Macrophage-Targeted Berberine-Loaded β-Glucan Nanoparticles Enhance the Treatment of Ulcerative Colitis

• Published in: International journal of nanomedicine Vol. 17; pp. 5303 - 5314
• Main Authors: Xu, Yuying, Huang, Jintao, Fan, Yapei, Long, Haiyue, Liang, Minting, Chen, Qunjie, Wang, Zhiping, Wu, Chaoxi, Wang, Yifei
• Format: Journal Article
• Language: English
• Published: New Zealand Taylor & Francis Ltd 01.01.2022; Dove; Dove Medical Press
• Subjects: Animals; anti-inflammation; Anti-Inflammatory Agents - pharmacology; Anti-Inflammatory Agents - therapeutic use; Berberine - pharmacology; Berberine - therapeutic use; beta-Glucans; Cell culture; chiral; Colitis - chemically induced; Colitis, Ulcerative - chemically induced; Colitis, Ulcerative - drug therapy; Cytokines; drug carrier; Drug delivery systems; Drugs; Hemodialysis; immunoregulation; Inflammation - drug therapy; Inflammatory bowel disease; Interleukin-6; Laboratory animals; Lipopolysaccharides; Macrophages; Mice; Mice, Inbred C57BL; Microscopy; Nanoparticles; Original Research; Solvents; Spectrum analysis; Yeast; β-glucan; United Kingdom > UK; United States > US; China; β-glucan; immunoregulation; anti-inflammation; chiral; drug carrier
• ISSN: 1178-2013; 1176-9114; 1178-2013
• DOI: 10.2147/IJN.S379792

This study focuses on constructing of an anti-inflammatory drug delivery system by encapsulation of berberine in the β-glucan nanoparticles and evaluates its effect on treating ulcerative colitis. β-Glucan and the anti-inflammatory drug berberine (BER) are self-assembled into nanoparticles to construct a drug delivery system (GLC/BER). The interaction between the drug and the carrier was characterized by circular dichroism, ultraviolet-visible spectroscopy, and dynamic light scattering. The anti-inflammatory effect of the GLC/BER was evaluated through a lipopolysaccharide (LPS)-induced RAW264.7 macrophage inflammation model and a sodium sulfate (DSS)-induced C57BL/6 mouse ulcerative colitis model.
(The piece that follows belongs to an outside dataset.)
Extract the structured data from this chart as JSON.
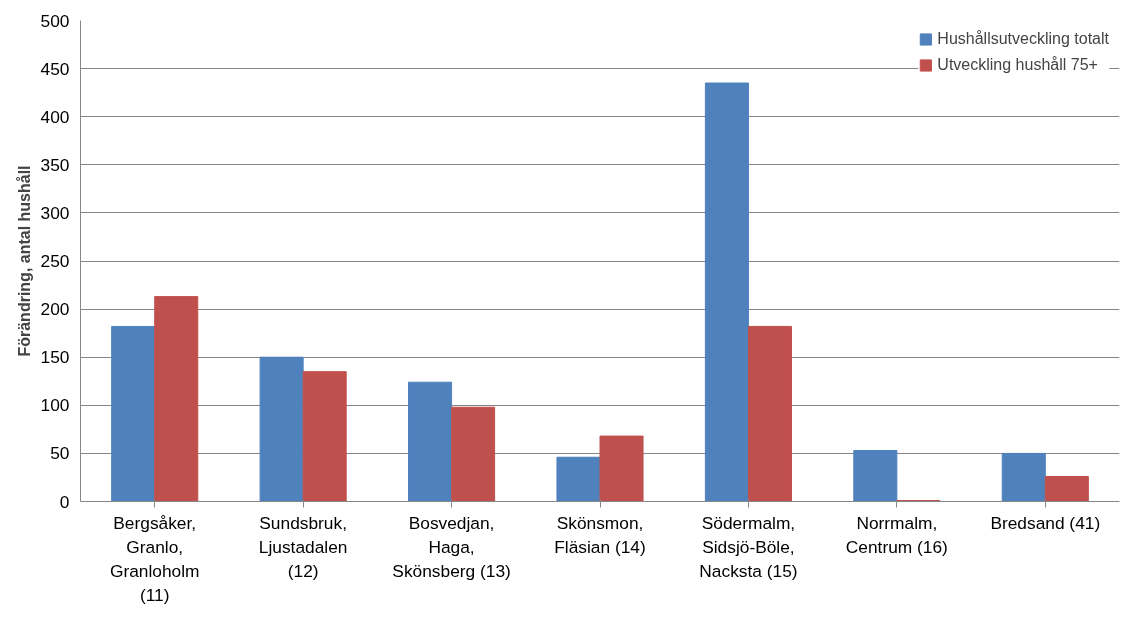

The GLC/BER nanoparticles have a particle size of 80-120 nm and a high encapsulation efficiency of 37.8±4.21%. In the LPS-induced RAW264.7 macrophage inflammation model, GLC/BER significantly promoted the uptake of BER by RAW264.7 cells. RT-PCR and ELISA assay showed that it could significantly inhibit the inflammatory factors including IL-1β, IL-6 and COX-2. Furthermore, GLC/BER shows inhibiting effect on the secretion of pro-inflammatory factors such as IL-1β and IL-6, down-regulating the production of nitrite oxide; in animal studies, GLC/BER was found to exert a relieving effect on mice colitis. The study found that GLC/BER has an anti-inflammatory effect in vitro and in vivo, and the GLC carrier improves the potency and bioavailability of BER, providing a new type of nanomedicine for the treatment of colitis.